Check if input objects are ready for further analyses

Usage

check_input(seq = NULL, annotation = NULL, gene_field = "gene_id")

Arguments

seq

A list of AAStringSet objects, each list element containing protein sequences for a given species. This list must have names (not NULL), and names of each list element must match the names of list elements in annotation.

annotation

A GRangesList, CompressedGRangesList, or list of GRanges with the annotation for the sequences in seq. This list must have names (not NULL), and names of each list element must match the names of list elements in seq.

gene_field

Character, name of the column in the GRanges objects that contains gene IDs. Default: "gene_id".

Details

This function checks the input data for 3 required conditions:

  1. Names of seq list (i.e., names(seq)) match the names of annotation GRangesList/CompressedGRangesList (i.e., names(annotation))

  2. For each species (list elements), the number of sequences in seq is not greater than the number of genes in annotation. This is a way to ensure users do not input the translated sequences for multiple isoforms of the same gene (generated by alternative splicing). Ideally, the number of sequences in seq should be equal to the number of genes in annotation, but this may not always stand true because of non-protein-coding genes.

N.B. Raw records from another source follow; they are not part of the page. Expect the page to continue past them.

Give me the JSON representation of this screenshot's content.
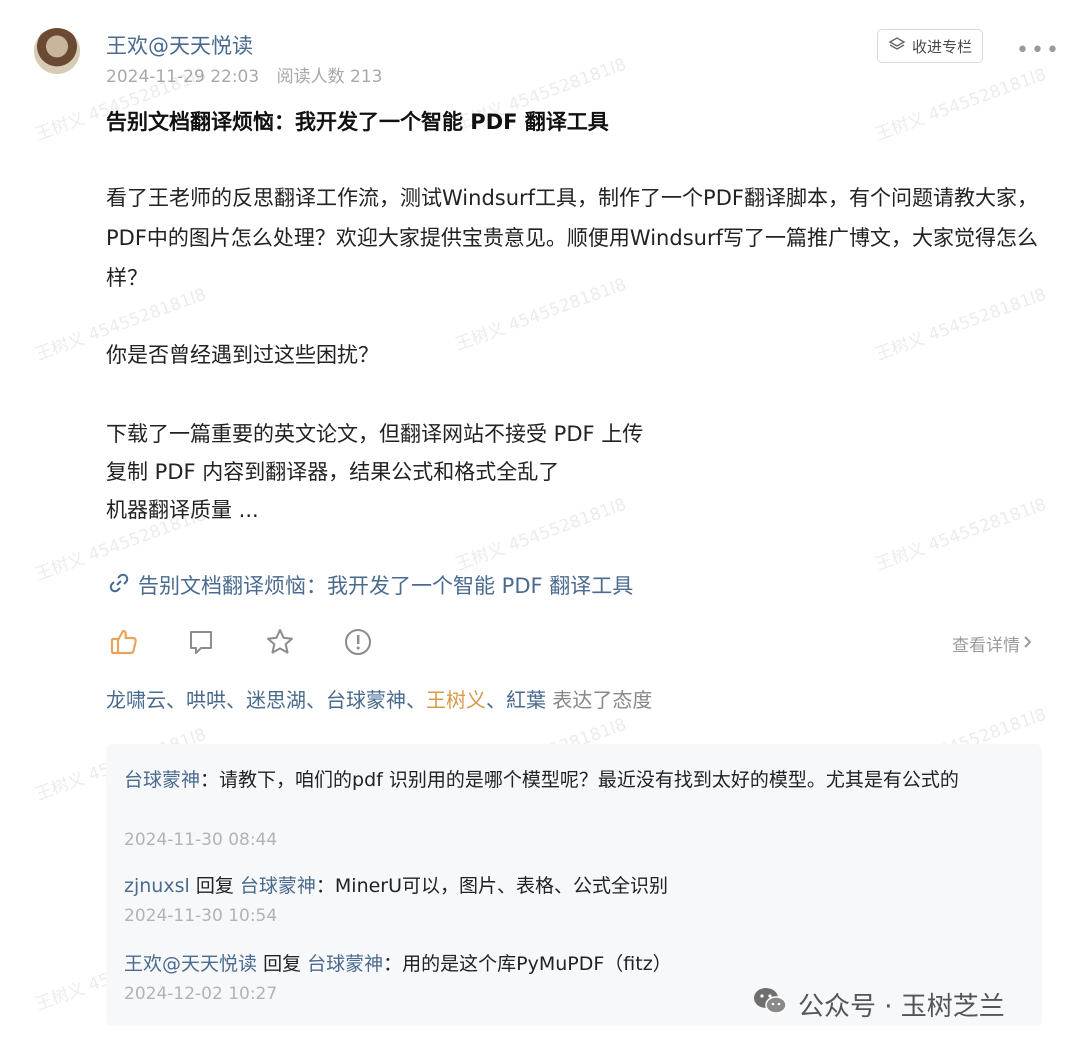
{
  "post": {
    "author": "王欢@天天悦读",
    "datetime": "2024-11-29 22:03",
    "readers": "阅读人数 213",
    "follow_label": "收进专栏",
    "more": "•••",
    "title": "告别文档翻译烦恼：我开发了一个智能 PDF 翻译工具",
    "body_para": "看了王老师的反思翻译工作流，测试Windsurf工具，制作了一个PDF翻译脚本，有个问题请教大家，PDF中的图片怎么处理？欢迎大家提供宝贵意见。顺便用Windsurf写了一篇推广博文，大家觉得怎么样？",
    "question": "你是否曾经遇到过这些困扰？",
    "line1": "下载了一篇重要的英文论文，但翻译网站不接受 PDF 上传",
    "line2": "复制 PDF 内容到翻译器，结果公式和格式全乱了",
    "line3": "机器翻译质量 ...",
    "link_text": "告别文档翻译烦恼：我开发了一个智能 PDF 翻译工具"
  },
  "actions": {
    "icons": [
      "thumbs-up-icon",
      "comment-icon",
      "star-icon",
      "report-icon"
    ],
    "details_label": "查看详情"
  },
  "reactions": {
    "names": [
      "龙啸云",
      "哄哄",
      "迷思湖",
      "台球蒙神",
      "王树义",
      "紅葉"
    ],
    "highlight": "王树义",
    "separator": "、",
    "tail": "表达了态度"
  },
  "comments": [
    {
      "user": "台球蒙神",
      "text": "：请教下，咱们的pdf 识别用的是哪个模型呢？最近没有找到太好的模型。尤其是有公式的",
      "time": "2024-11-30 08:44"
    },
    {
      "user": "zjnuxsl",
      "reply_word": "回复",
      "reply_to": "台球蒙神",
      "text": "：MinerU可以，图片、表格、公式全识别",
      "time": "2024-11-30 10:54"
    },
    {
      "user": "王欢@天天悦读",
      "reply_word": "回复",
      "reply_to": "台球蒙神",
      "text": "：用的是这个库PyMuPDF（fitz）",
      "time": "2024-12-02 10:27"
    }
  ],
  "watermark": "王树义 4545528181l8",
  "brand": {
    "label": "公众号 · 玉树芝兰"
  },
  "colors": {
    "link": "#4a6a8f",
    "highlight": "#d99a4a",
    "muted": "#a9a9a9"
  }
}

  3. For each species, sequence names (i.e., names(seq[[x]]), equivalent to FASTA headers) match gene names in annotation.

Value

TRUE if the objects pass the check.

Examples

data(annotation) 
data(proteomes)
check_input(proteomes, annotation)

Cluster the synteny network using the Infomap algorithm

Description

Cluster the synteny network using the Infomap algorithm

Usage

cluster_network(
  network = NULL,
  clust_function = igraph::cluster_infomap,
  clust_params = NULL
)

Arguments

network

A network represented as an edge list, which is a 2-column data frame with node 1 in the first column and node 2 in the second column. In a synteny network, node 1 and node are the anchor pairs.

clust_function

Function to be used to cluster the network. It must be one the functions from the cluster_* family in the igraph package (e.g., cluster_infomap, cluster_leiden, etc). Default: igraph::cluster_infomap.

clust_params

A list with additional parameters (if any) to be passed to the igraph clustering function. Default: NULL (no additional parameters).

Value

A 2-column data frame with the following variables:

Gene

Gene ID.

Cluster

Cluster ID as identified by infomap.

Examples

data(network)
clusters <- cluster_network(network[1:500, ])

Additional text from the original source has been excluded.